January 16, 2020 / 6:34 PM / a month ago

U.S. business inventories post biggest drop in 2-1/2 years

WASHINGTON, Jan 16 (Reuters) - U.S. business inventories fell by the most in more than 2-1/2 years in November as sales rebounded, suggesting inventory investment could be a drag on economic growth in the fourth quarter.

The Commerce Department said on Thursday that business inventories dropped 0.2%, the biggest decline since April 2017, after edging up 0.1% in October. Inventories are a key component of gross domestic product.

Economists polled by Reuters had forecast inventories would fall 0.1% in November.

Retail inventories decreased 0.8% in November, the most since September 2017, instead of dropping 0.7% as estimated in an advance report published last month. That followed a 0.1% gain in October.

Motor vehicle inventories tumbled 1.8% in November, the biggest drop since September 2017, rather than tumbling 1.6% as previously reported. Retail inventories excluding autos, which go into the calculation of GDP, fell 0.2% as reported last month. That was the largest decline since August.

The pace of inventory accumulation accelerated from the third quarter of 2018 through the first quarter of 2019, before shifting lower in the second and third quarters.

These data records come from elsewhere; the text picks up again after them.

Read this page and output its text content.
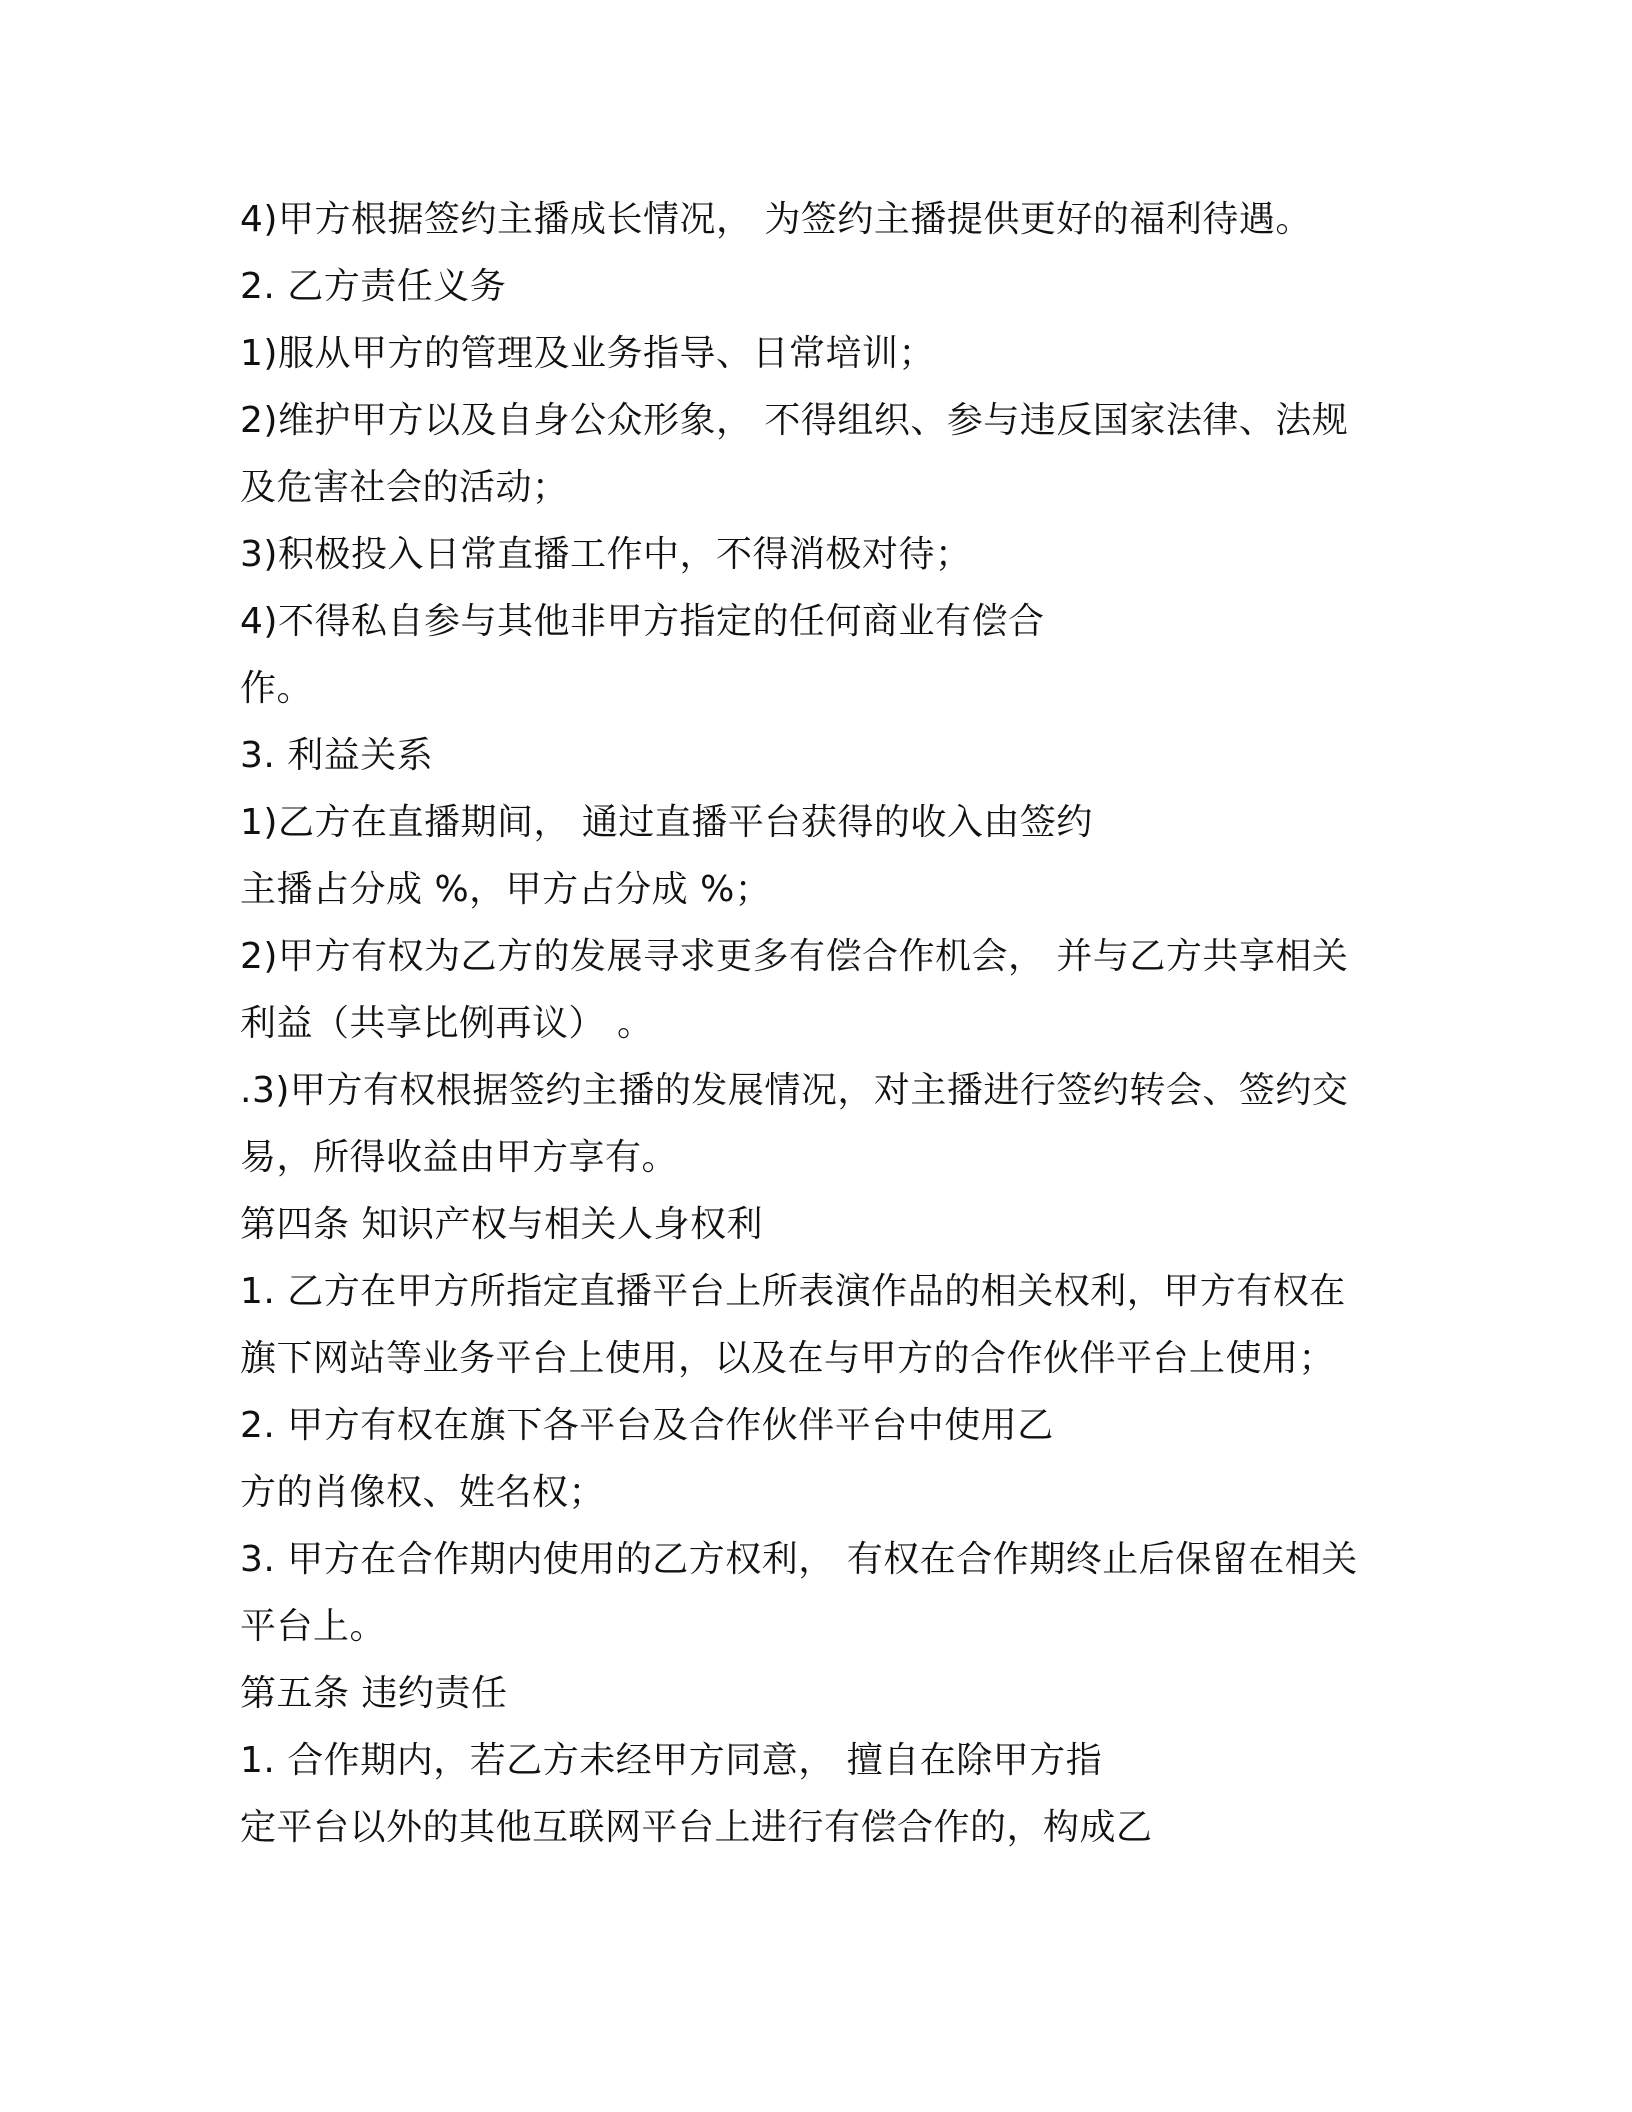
4)甲方根据签约主播成长情况， 为签约主播提供更好的福利待遇。
2. 乙方责任义务
1)服从甲方的管理及业务指导、日常培训；
2)维护甲方以及自身公众形象， 不得组织、参与违反国家法律、法规
及危害社会的活动；
3)积极投入日常直播工作中，不得消极对待；
4)不得私自参与其他非甲方指定的任何商业有偿合
作。
3. 利益关系
1)乙方在直播期间， 通过直播平台获得的收入由签约
主播占分成 %，甲方占分成 %；
2)甲方有权为乙方的发展寻求更多有偿合作机会， 并与乙方共享相关
利益（共享比例再议） 。
.3)甲方有权根据签约主播的发展情况，对主播进行签约转会、签约交
易，所得收益由甲方享有。
第四条 知识产权与相关人身权利
1. 乙方在甲方所指定直播平台上所表演作品的相关权利，甲方有权在
旗下网站等业务平台上使用，以及在与甲方的合作伙伴平台上使用；
2. 甲方有权在旗下各平台及合作伙伴平台中使用乙
方的肖像权、姓名权；
3. 甲方在合作期内使用的乙方权利， 有权在合作期终止后保留在相关
平台上。
第五条 违约责任
1. 合作期内，若乙方未经甲方同意， 擅自在除甲方指
定平台以外的其他互联网平台上进行有偿合作的，构成乙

Inventory investment had a neutral effect on GDP growth in the third quarter. The economy grew at a 2.1% annualized rate in the July-September period. Slow inventory accumulation is expected to offset some of the anticipated boost to fourth-quarter GDP growth from a shrinking trade deficit.

Growth estimates for the fourth quarter are as high as a 2.5% rate.

Wholesale inventories fell 0.1% in November, while stocks at manufacturers increased 0.3%.

Business sales rebounded 0.7% in November, the most since March, after falling 0.2% in the prior month. Auto sales increased 1.5% after rising 1.1% in October.

At November’s sales pace, it would take 1.39 months for businesses to clear shelves, down from 1.40 in October. The auto inventory-to-sales ratio dropped to 2.22 months in November from 2.30 months in October.